Qu’est-ce que la précarité génère pour les familles ? Comment accompagner au mieux les parents en difficultés socio-économiques ? C’est en partant de la demande de travailleurs sociaux, mais aussi de professionnels de santé et d’agents des collectivités, de plus en plus confrontés à des situations de précarité chez les familles, que la mission régionale d’information sur l’exclusion (MRIE) a commencé à réaliser des travaux sur la question. Le 1er décembre, cette association qui produit de la connaissance sur les situations de grande exclusion organisait une formation centrée sur la parentalité pour apporter des pistes de réflexion et des outils.

En 2022, plus de 42 000 enfants sont privés d’un logement et grandissent dans des hébergements d’urgence, des abris de fortune ou dans la rue d’après la Fédération des acteurs de la solidarité (FAS) et l’Unicef. La précarité a augmenté depuis 2008, avec plus de 600 000 enfants supplémentaires vivant sous le seuil de pauvreté en France, pour atteindre près de 3 millions aujourd’hui, soit un enfant sur cinq.

« Depuis le plan pauvreté de 2018, on sait qu’il y a beaucoup d’actions qui se sont déployées ou renforcées sur l’enjeu de la pauvreté des enfants, estime Elisa Herman, chargée de mission à la MRIE et chercheuse en sociologie. Face à une reproduction de la pauvreté qui est très forte dans le pays, il faut pouvoir soutenir un maximum les familles, mieux les accompagner notamment sur le travail éducatif et lutter contre la précarité. Mais il faut aussi donner les moyens aux professionnels de comprendre ce que signifie élever un enfant dans la précarité, pour que les personnes ne se sentent pas jugées et incomprises. »
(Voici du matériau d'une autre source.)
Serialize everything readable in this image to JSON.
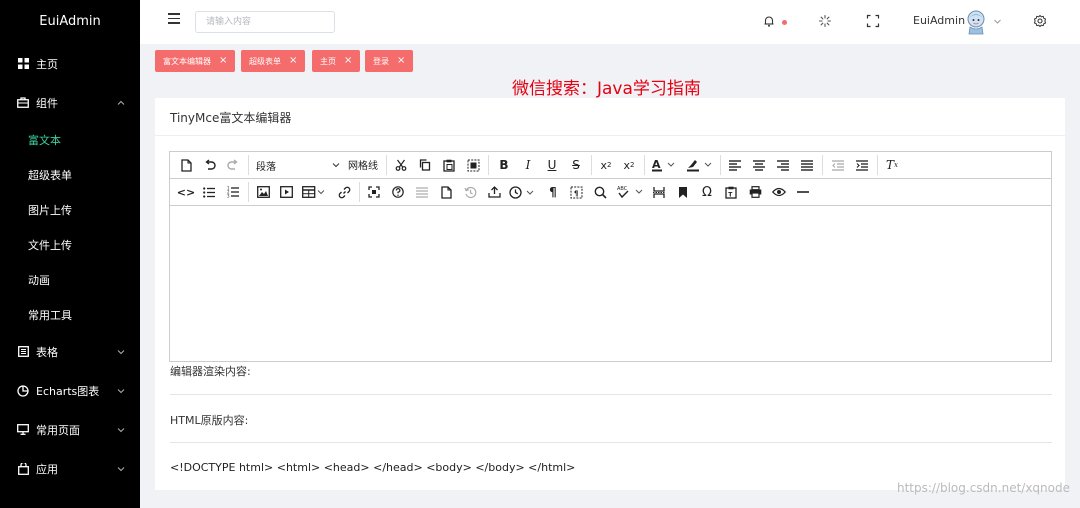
{
  "sidebar": {
    "logo": "EuiAdmin",
    "items": [
      {
        "label": "主页",
        "icon": "grid-icon"
      },
      {
        "label": "组件",
        "icon": "briefcase-icon",
        "expanded": true,
        "children": [
          "富文本",
          "超级表单",
          "图片上传",
          "文件上传",
          "动画",
          "常用工具"
        ],
        "active_child": "富文本"
      },
      {
        "label": "表格",
        "icon": "table-icon"
      },
      {
        "label": "Echarts图表",
        "icon": "pie-chart-icon"
      },
      {
        "label": "常用页面",
        "icon": "monitor-icon"
      },
      {
        "label": "应用",
        "icon": "bag-icon"
      }
    ],
    "active_color": "#3ad29f"
  },
  "header": {
    "search_placeholder": "请输入内容",
    "user_name": "EuiAdmin",
    "icons": [
      "menu-icon",
      "bell-icon",
      "loading-icon",
      "fullscreen-icon",
      "avatar",
      "settings-icon"
    ],
    "notification_dot_color": "#f56c6c"
  },
  "tags": [
    {
      "label": "富文本编辑器"
    },
    {
      "label": "超级表单"
    },
    {
      "label": "主页"
    },
    {
      "label": "登录"
    }
  ],
  "tag_color": "#f46c6c",
  "overlay_title": "微信搜索：Java学习指南",
  "card": {
    "title": "TinyMce富文本编辑器",
    "editor": {
      "block_format": "段落",
      "grid_label": "网格线"
    },
    "rendered_label": "编辑器渲染内容:",
    "html_label": "HTML原版内容:",
    "html_output": "<!DOCTYPE html> <html> <head> </head> <body> </body> </html>"
  },
  "credit": "https://blog.csdn.net/xqnode"
}
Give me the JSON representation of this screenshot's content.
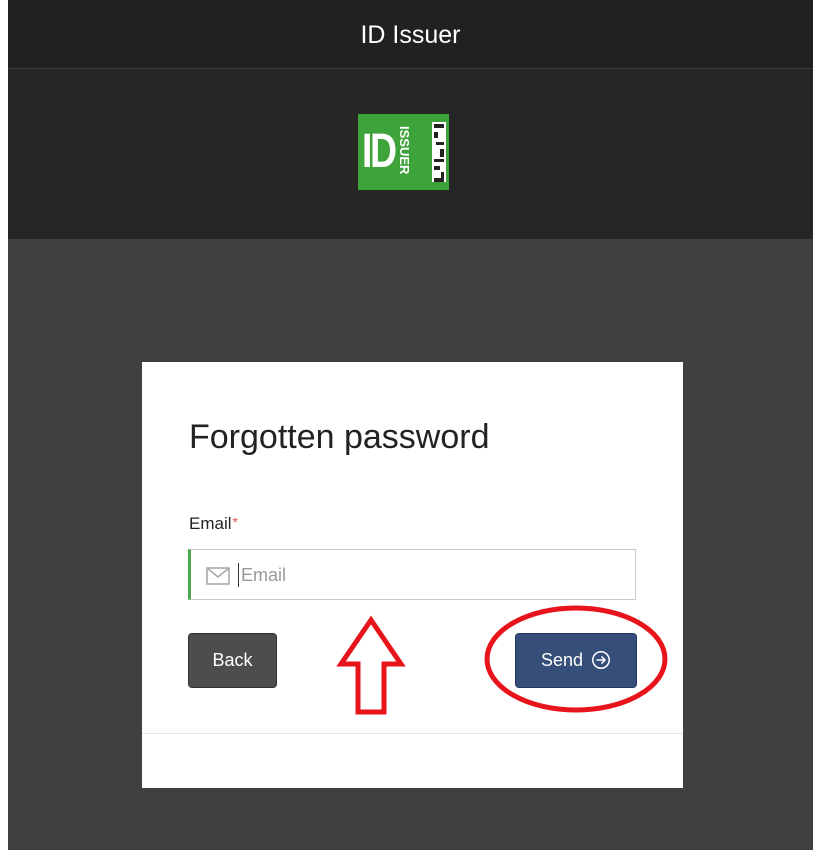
{
  "app": {
    "title": "ID Issuer"
  },
  "logo": {
    "id_text": "ID",
    "issuer_text": "ISSUER",
    "color": "#3ea33a"
  },
  "form": {
    "title": "Forgotten password",
    "email_label": "Email",
    "required_mark": "*",
    "email_placeholder": "Email",
    "email_value": "",
    "back_label": "Back",
    "send_label": "Send"
  },
  "annotations": {
    "arrow_color": "#e8141b",
    "circle_color": "#e8141b"
  },
  "icons": {
    "email": "mail-icon",
    "send": "arrow-circle-right-icon"
  }
}
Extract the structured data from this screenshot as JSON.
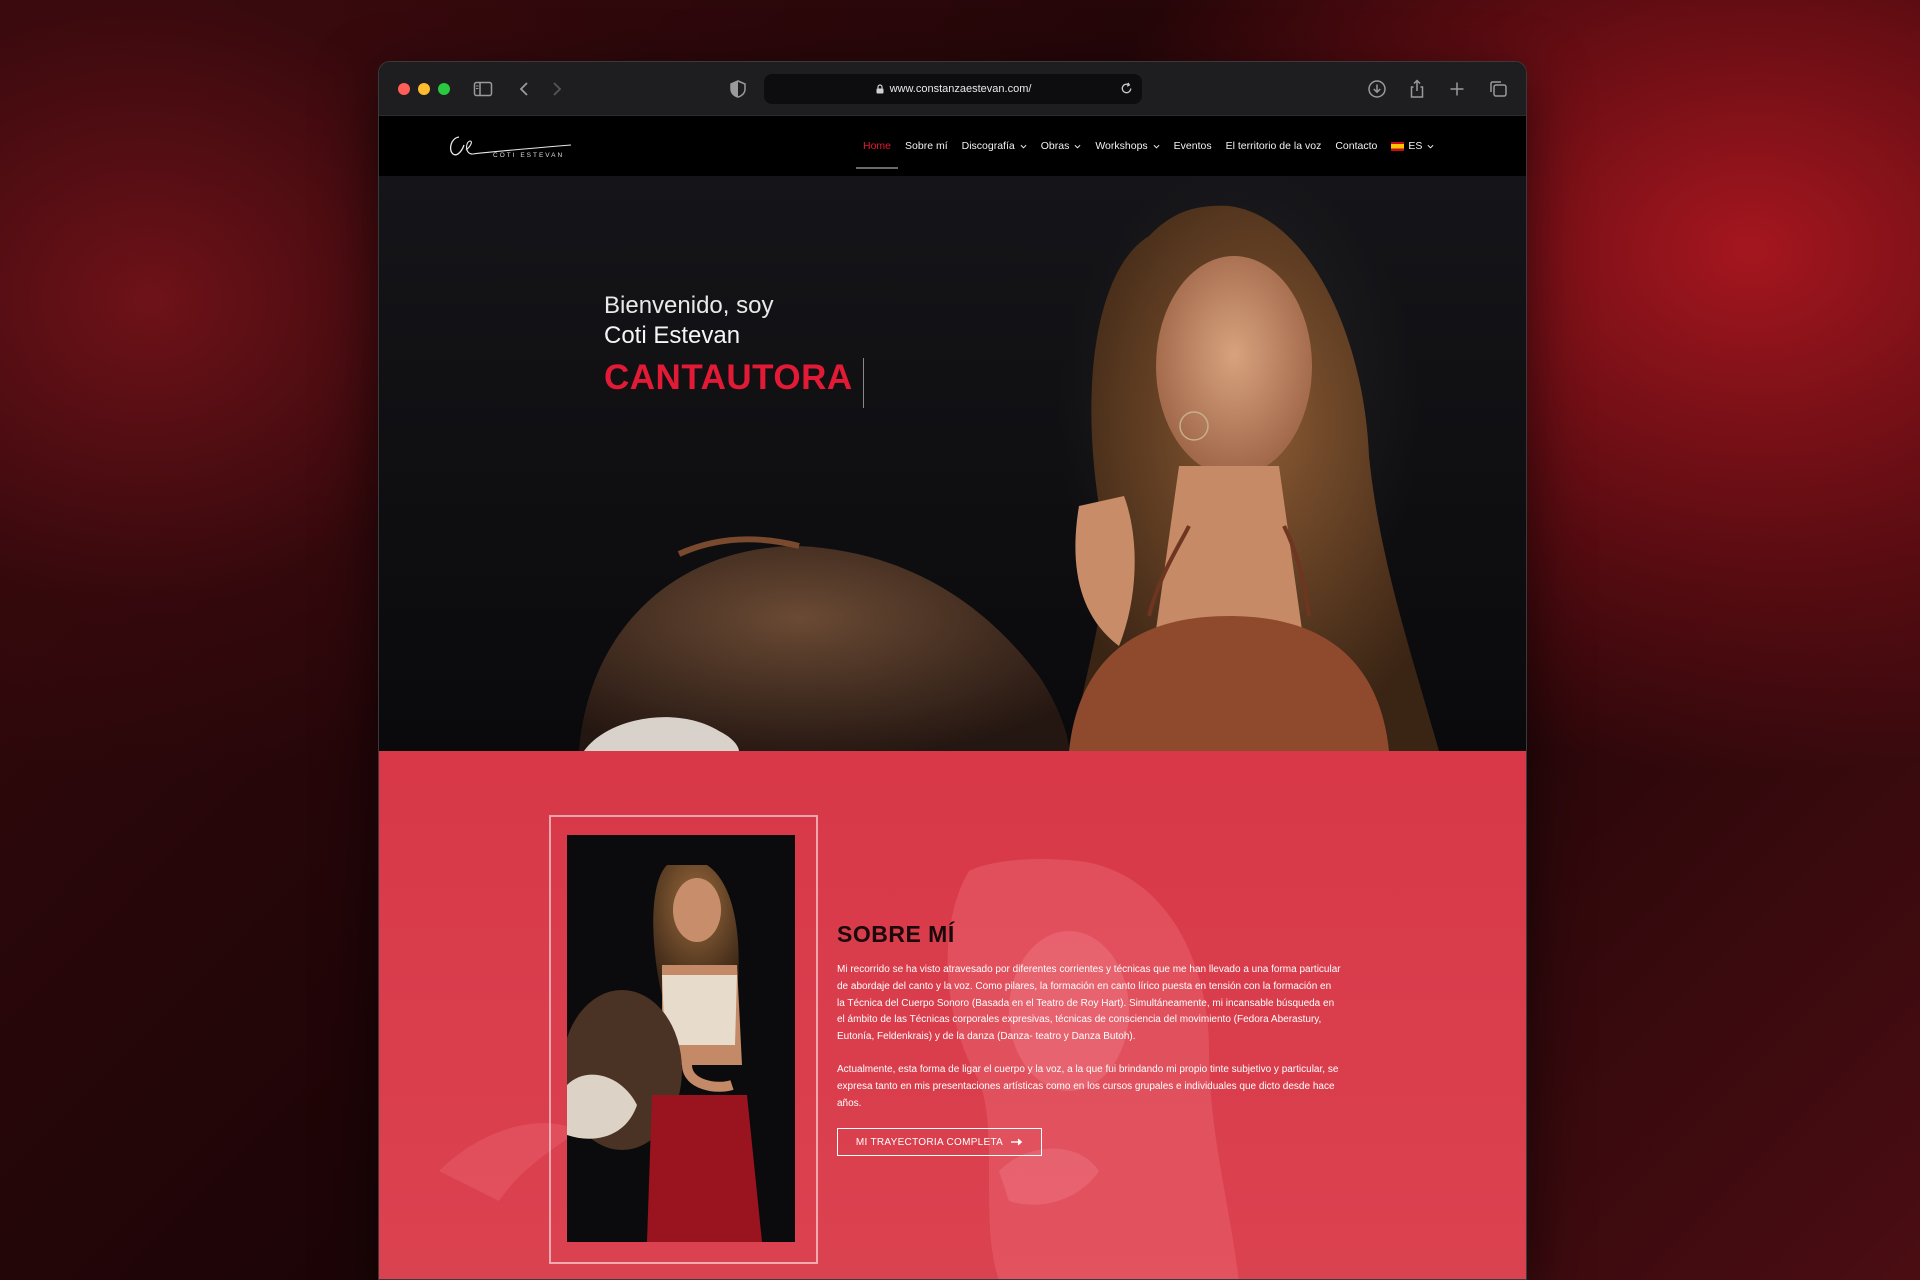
{
  "browser": {
    "url": "www.constanzaestevan.com/"
  },
  "nav": {
    "logo_text": "COTI ESTEVAN",
    "items": [
      {
        "label": "Home",
        "dropdown": false,
        "active": true
      },
      {
        "label": "Sobre mí",
        "dropdown": false,
        "active": false
      },
      {
        "label": "Discografía",
        "dropdown": true,
        "active": false
      },
      {
        "label": "Obras",
        "dropdown": true,
        "active": false
      },
      {
        "label": "Workshops",
        "dropdown": true,
        "active": false
      },
      {
        "label": "Eventos",
        "dropdown": false,
        "active": false
      },
      {
        "label": "El territorio de la voz",
        "dropdown": false,
        "active": false
      },
      {
        "label": "Contacto",
        "dropdown": false,
        "active": false
      }
    ],
    "language": "ES"
  },
  "hero": {
    "greeting": "Bienvenido, soy",
    "name": "Coti Estevan",
    "role": "CANTAUTORA"
  },
  "about": {
    "title": "SOBRE MÍ",
    "paragraph1": "Mi recorrido se ha visto atravesado por diferentes corrientes y técnicas que me han llevado a una forma particular de abordaje del canto y la voz. Como pilares, la formación en canto lírico puesta en tensión con la formación en la Técnica del Cuerpo Sonoro (Basada en el Teatro de Roy Hart). Simultáneamente, mi incansable búsqueda en el ámbito de las Técnicas corporales expresivas, técnicas de consciencia del movimiento (Fedora Aberastury, Eutonía, Feldenkrais) y de la danza (Danza- teatro y Danza Butoh).",
    "paragraph2": "Actualmente, esta forma de ligar el cuerpo y la voz, a la que fui brindando mi propio tinte subjetivo y particular, se expresa tanto en mis presentaciones artísticas como en los cursos grupales e individuales que dicto desde hace años.",
    "button_label": "MI TRAYECTORIA COMPLETA"
  },
  "colors": {
    "accent": "#e21a35",
    "about_bg": "#d83848",
    "nav_bg": "#000000"
  }
}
En 2022, son équipe a travaillé avec un centre d’hébergement pour femmes seules avec enfants de moins de 3 ans. « Les professionnels nous disaient qu’ils avaient le sentiment de difficultés de compréhension réciproques avec les parents accueillis, explique-t-elle. Nous leur avons proposé une démarche de croisement de regards, inspirée de ce que fait ATD quart monde avec le croisement des savoirs. »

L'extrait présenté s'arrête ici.